CA Proposition 55. Tax Extension to Fund Education and Healthcare.
Back in 2012 we voted on Prop 30 that increased the California income tax on high earners for seven years and added 0.25% to the sales tax. This initiative would allow the sales tax increase to expire, but extend the increased income tax for 12 years until 2030. This raised about $6 billion per year. 89% of the money was used for K-12 schools and 11% for community colleges. If there were any excess funds, the extra went to healthcare. This impacts about 1.5% of Californians and will raise between $4 and 9 billion per year depending on the economy and stock market.

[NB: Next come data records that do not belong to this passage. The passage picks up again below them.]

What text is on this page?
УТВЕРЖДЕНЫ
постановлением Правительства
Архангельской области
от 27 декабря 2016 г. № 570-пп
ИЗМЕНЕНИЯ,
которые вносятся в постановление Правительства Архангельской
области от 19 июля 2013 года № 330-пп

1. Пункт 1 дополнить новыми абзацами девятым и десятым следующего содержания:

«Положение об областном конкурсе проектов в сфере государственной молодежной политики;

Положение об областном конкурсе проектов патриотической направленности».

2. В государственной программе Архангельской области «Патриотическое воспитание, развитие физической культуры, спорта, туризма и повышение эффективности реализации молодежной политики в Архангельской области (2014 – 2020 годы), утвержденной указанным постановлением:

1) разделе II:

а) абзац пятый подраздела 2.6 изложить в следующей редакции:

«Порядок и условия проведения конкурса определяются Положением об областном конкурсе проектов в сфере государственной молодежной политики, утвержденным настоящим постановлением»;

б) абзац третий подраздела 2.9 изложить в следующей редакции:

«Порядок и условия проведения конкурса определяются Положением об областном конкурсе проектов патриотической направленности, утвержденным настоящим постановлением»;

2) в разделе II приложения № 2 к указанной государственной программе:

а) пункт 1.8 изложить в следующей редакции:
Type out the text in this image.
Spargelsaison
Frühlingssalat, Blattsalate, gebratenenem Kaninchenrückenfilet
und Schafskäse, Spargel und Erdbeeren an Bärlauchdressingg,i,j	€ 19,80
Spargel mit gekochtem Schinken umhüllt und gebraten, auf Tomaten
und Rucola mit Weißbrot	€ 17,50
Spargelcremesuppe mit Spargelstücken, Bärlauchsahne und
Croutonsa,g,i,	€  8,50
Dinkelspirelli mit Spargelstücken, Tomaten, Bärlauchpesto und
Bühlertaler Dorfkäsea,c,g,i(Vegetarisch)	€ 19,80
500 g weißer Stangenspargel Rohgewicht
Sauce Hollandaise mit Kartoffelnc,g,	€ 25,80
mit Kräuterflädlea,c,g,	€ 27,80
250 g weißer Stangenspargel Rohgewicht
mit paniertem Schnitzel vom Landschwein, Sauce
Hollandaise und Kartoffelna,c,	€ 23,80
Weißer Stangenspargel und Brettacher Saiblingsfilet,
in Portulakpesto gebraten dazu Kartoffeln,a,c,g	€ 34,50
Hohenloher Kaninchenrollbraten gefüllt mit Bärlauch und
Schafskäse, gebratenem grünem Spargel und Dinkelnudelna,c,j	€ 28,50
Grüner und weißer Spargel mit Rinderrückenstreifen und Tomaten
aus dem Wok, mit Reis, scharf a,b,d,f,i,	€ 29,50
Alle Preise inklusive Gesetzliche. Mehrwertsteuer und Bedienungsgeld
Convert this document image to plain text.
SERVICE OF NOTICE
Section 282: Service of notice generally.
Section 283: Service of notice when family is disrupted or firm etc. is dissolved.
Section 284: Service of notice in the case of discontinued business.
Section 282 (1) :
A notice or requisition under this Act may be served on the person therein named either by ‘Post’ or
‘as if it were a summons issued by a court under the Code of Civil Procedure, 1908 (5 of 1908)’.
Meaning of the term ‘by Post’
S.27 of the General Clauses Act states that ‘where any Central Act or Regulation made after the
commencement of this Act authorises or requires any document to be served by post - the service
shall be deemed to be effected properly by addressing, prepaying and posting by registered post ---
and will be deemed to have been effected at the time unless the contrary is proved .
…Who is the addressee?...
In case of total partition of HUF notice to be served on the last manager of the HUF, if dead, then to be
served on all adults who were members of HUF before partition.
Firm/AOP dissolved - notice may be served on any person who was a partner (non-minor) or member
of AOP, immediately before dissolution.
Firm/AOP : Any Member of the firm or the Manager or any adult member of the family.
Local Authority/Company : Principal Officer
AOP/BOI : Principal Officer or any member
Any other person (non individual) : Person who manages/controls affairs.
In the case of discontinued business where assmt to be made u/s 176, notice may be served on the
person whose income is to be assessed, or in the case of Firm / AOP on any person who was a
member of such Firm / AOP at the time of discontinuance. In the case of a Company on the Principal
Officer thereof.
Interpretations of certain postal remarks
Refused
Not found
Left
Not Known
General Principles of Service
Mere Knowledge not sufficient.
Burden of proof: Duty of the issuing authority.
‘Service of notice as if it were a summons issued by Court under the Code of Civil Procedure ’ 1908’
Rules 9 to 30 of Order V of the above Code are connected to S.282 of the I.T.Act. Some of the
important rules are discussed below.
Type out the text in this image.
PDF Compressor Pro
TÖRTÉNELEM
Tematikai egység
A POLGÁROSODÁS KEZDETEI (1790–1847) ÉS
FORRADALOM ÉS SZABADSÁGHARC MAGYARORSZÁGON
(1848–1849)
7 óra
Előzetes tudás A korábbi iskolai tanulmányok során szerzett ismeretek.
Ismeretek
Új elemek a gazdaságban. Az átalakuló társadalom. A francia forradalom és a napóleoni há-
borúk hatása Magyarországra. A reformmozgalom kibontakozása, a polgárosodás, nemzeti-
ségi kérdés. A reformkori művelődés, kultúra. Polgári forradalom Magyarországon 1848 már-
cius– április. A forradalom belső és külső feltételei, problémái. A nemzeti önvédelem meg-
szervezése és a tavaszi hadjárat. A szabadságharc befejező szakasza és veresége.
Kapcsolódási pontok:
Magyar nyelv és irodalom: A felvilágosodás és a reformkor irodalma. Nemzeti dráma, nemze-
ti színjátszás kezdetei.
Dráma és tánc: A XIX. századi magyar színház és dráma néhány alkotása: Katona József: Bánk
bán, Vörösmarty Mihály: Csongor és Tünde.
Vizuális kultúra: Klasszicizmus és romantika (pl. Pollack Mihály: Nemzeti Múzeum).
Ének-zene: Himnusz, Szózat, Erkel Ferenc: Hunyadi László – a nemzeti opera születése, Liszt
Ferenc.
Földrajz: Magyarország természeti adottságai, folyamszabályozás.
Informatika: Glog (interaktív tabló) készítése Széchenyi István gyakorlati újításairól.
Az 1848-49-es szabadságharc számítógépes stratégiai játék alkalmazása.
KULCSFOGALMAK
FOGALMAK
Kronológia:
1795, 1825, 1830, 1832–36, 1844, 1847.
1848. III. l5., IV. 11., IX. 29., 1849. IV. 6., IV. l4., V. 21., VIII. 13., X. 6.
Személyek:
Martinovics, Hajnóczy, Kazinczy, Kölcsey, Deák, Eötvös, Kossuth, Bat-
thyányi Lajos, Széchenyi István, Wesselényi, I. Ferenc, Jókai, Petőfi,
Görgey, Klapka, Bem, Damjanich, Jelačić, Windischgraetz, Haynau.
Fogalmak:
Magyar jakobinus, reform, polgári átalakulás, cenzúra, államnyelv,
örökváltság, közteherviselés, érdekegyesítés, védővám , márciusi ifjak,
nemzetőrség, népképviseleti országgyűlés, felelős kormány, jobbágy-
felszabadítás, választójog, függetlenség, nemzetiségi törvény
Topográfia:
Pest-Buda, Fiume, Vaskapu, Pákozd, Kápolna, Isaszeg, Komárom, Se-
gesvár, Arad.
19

Individual taxpayers who earn between $41,000 and $52,000 pay an 8% income tax. Prior to Prop 30, higher earners paid 9.3%. With the increase citizens making $52K to $263K pay 9.3%, $263K to $316K pay 10.3%, $316K to $526K pay 11.3%, and over $526K pay 12.3%. (California is among the states who have the highest state income taxes. What are we getting for our money?)
Supporters say, “The proposition would not raise taxes for anyone, and would lower the sales tax.” (Of course it won’t raise taxes, they were already raised.) They also say that, “Under Prop 55, all Californians’ sales taxes are reduced.” (That was the plan to begin with.) They say it will help restore the arts and music in schools. I don’t have kids in school anymore, but I’m unaware of an increase in these during the last four years the tax increase was in effect. Correct me if I’m wrong. My point is that the language is deceptive.
The opposition argues that this was supposed to be temporary and Sacramento is breaking their word on this. It’s also not necessary because we currently have a budget surplus of $2.7 billion. Finally, they say education spending has increased by $24.6 billion since 2012–a 52% increase. (I have not been able to verify that independently.)
Per our Constitution, over half of the State’s budget must go to the schools. Setting aside another income stream that can only be used for schools would force painful budget cuts in other areas when bad times come again. The school money cannot be touched.
The first initiative, Prop 51, looks to raise a $9 billion bond for schools. This initiative will raise $4 to 9 billion more. Is all this money really fixing anything?